In Spring-LoadedRun, you will strap on your twin frog boxing gloves and traverse a sunken city ruins. mb66 rolling barrels, swing over daring gaps, and pummel your way to the top of the tower to rescue the special bots. Astro Bot is frankly superb in its execution, offering delightful worlds, abilities, and charm. Its presentation across its celebration of PlayStation’s history is twofold; one where it honors what came before and the other side of the coin in that it shows how much IP PlayStation has intentionally left behind.
Your Review
You tend to start writing lines in your head when compiling a review, and one that stuck with me early was to call Astro Bot ‘the best platformer since Super Mario Odyssey’. Then I played a little more and started to think ‘maybe it’s better’. All I know is Astro Bot is a contender for the all-time crown in a genre that has felt a little neglected (especially by Sony, who once nurtured it to greatness) in recent years. It’s so much more than a PlayStation history lesson, and in climbing above those expectations, becomes a piece of PlayStation history in its own right – with Astro Bot, the PS5 may finally have arrived.
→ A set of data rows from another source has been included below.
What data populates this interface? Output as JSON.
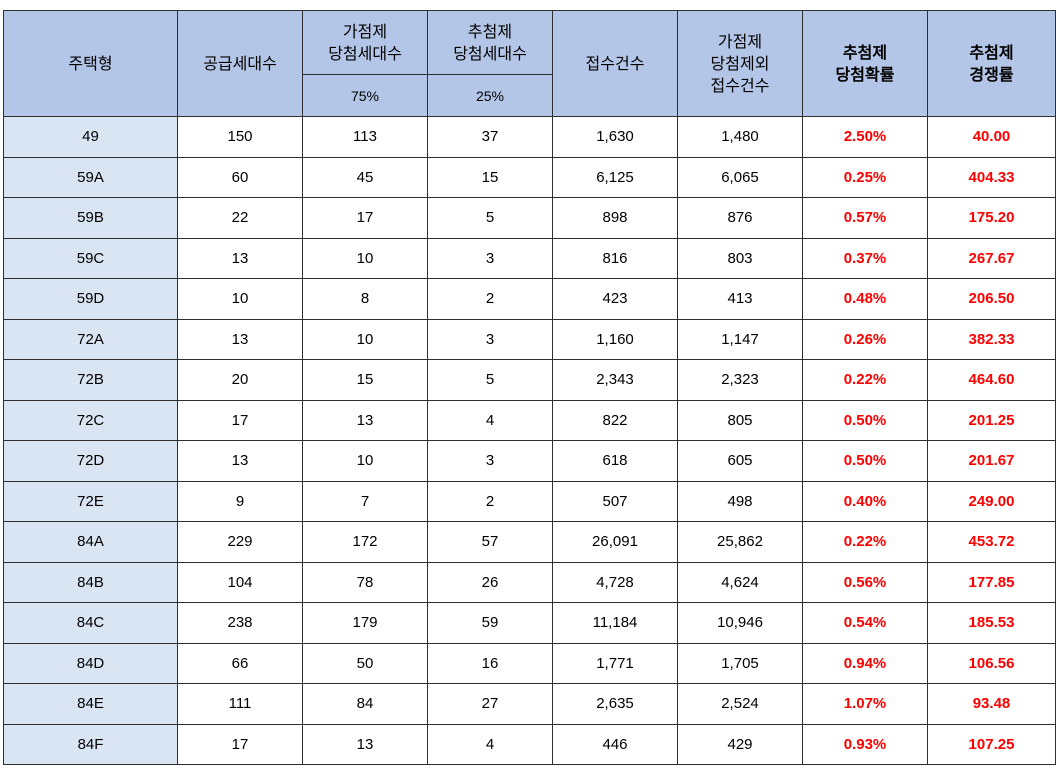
{
  "table": {
    "headers": {
      "type": "주택형",
      "supply": "공급세대수",
      "score_win": [
        "가점제",
        "당첨세대수"
      ],
      "score_pct": "75%",
      "lottery_win": [
        "추첨제",
        "당첨세대수"
      ],
      "lottery_pct": "25%",
      "applications": "접수건수",
      "non_score_apps": [
        "가점제",
        "당첨제외",
        "접수건수"
      ],
      "lottery_prob": [
        "추첨제",
        "당첨확률"
      ],
      "lottery_comp": [
        "추첨제",
        "경쟁률"
      ]
    },
    "rows": [
      {
        "type": "49",
        "supply": "150",
        "score": "113",
        "lottery": "37",
        "apps": "1,630",
        "excl": "1,480",
        "prob": "2.50%",
        "comp": "40.00"
      },
      {
        "type": "59A",
        "supply": "60",
        "score": "45",
        "lottery": "15",
        "apps": "6,125",
        "excl": "6,065",
        "prob": "0.25%",
        "comp": "404.33"
      },
      {
        "type": "59B",
        "supply": "22",
        "score": "17",
        "lottery": "5",
        "apps": "898",
        "excl": "876",
        "prob": "0.57%",
        "comp": "175.20"
      },
      {
        "type": "59C",
        "supply": "13",
        "score": "10",
        "lottery": "3",
        "apps": "816",
        "excl": "803",
        "prob": "0.37%",
        "comp": "267.67"
      },
      {
        "type": "59D",
        "supply": "10",
        "score": "8",
        "lottery": "2",
        "apps": "423",
        "excl": "413",
        "prob": "0.48%",
        "comp": "206.50"
      },
      {
        "type": "72A",
        "supply": "13",
        "score": "10",
        "lottery": "3",
        "apps": "1,160",
        "excl": "1,147",
        "prob": "0.26%",
        "comp": "382.33"
      },
      {
        "type": "72B",
        "supply": "20",
        "score": "15",
        "lottery": "5",
        "apps": "2,343",
        "excl": "2,323",
        "prob": "0.22%",
        "comp": "464.60"
      },
      {
        "type": "72C",
        "supply": "17",
        "score": "13",
        "lottery": "4",
        "apps": "822",
        "excl": "805",
        "prob": "0.50%",
        "comp": "201.25"
      },
      {
        "type": "72D",
        "supply": "13",
        "score": "10",
        "lottery": "3",
        "apps": "618",
        "excl": "605",
        "prob": "0.50%",
        "comp": "201.67"
      },
      {
        "type": "72E",
        "supply": "9",
        "score": "7",
        "lottery": "2",
        "apps": "507",
        "excl": "498",
        "prob": "0.40%",
        "comp": "249.00"
      },
      {
        "type": "84A",
        "supply": "229",
        "score": "172",
        "lottery": "57",
        "apps": "26,091",
        "excl": "25,862",
        "prob": "0.22%",
        "comp": "453.72"
      },
      {
        "type": "84B",
        "supply": "104",
        "score": "78",
        "lottery": "26",
        "apps": "4,728",
        "excl": "4,624",
        "prob": "0.56%",
        "comp": "177.85"
      },
      {
        "type": "84C",
        "supply": "238",
        "score": "179",
        "lottery": "59",
        "apps": "11,184",
        "excl": "10,946",
        "prob": "0.54%",
        "comp": "185.53"
      },
      {
        "type": "84D",
        "supply": "66",
        "score": "50",
        "lottery": "16",
        "apps": "1,771",
        "excl": "1,705",
        "prob": "0.94%",
        "comp": "106.56"
      },
      {
        "type": "84E",
        "supply": "111",
        "score": "84",
        "lottery": "27",
        "apps": "2,635",
        "excl": "2,524",
        "prob": "1.07%",
        "comp": "93.48"
      },
      {
        "type": "84F",
        "supply": "17",
        "score": "13",
        "lottery": "4",
        "apps": "446",
        "excl": "429",
        "prob": "0.93%",
        "comp": "107.25"
      }
    ]
  },
  "colors": {
    "header_bg": "#b4c6e7",
    "type_col_bg": "#d9e5f3",
    "highlight_text": "#ff0000"
  }
}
On the cute side of things, Astro reacts to his environments with endearing animations like shivering in the cold, quivering in fear and tapping his tiny metal feet in excitement, and his bot friends are similarly expressive. When Astro boops his head on an impassable ceiling, he makes the sweetest little flinching motion. The bots turn around and shake their booties at Astro right before he punches them into the DualSense. On the pause screen, you can flick all of your collected bots out of the digital controller and they flail in mid-air before landing safely back inside the touchpad. Entire levels are built around Astro Bot’s power-ups, but most aren’t just one-off gimmicks. The story kicks off as Astro is sailing across the cosmos with hundreds of his buddies on their PS5 mothership, just enjoying their quant robot lives.
Since what you’re actually after is the stolen pieces of the PlayStation 5 there’s always an extra level after each of the main bosses that is inspired by a first party Sony game. You can probably imagine what these are already, with the God Of War one giving you Kratos’ ice axe and the Uncharted one having Nate shooting what looks like foam balls at enemies. What results is a 3D platformer very similar to Rescue Mission (which hardly anyone played because it’s VR-only) and Astro’s Playroom (which everyone owns because it’s free with the console).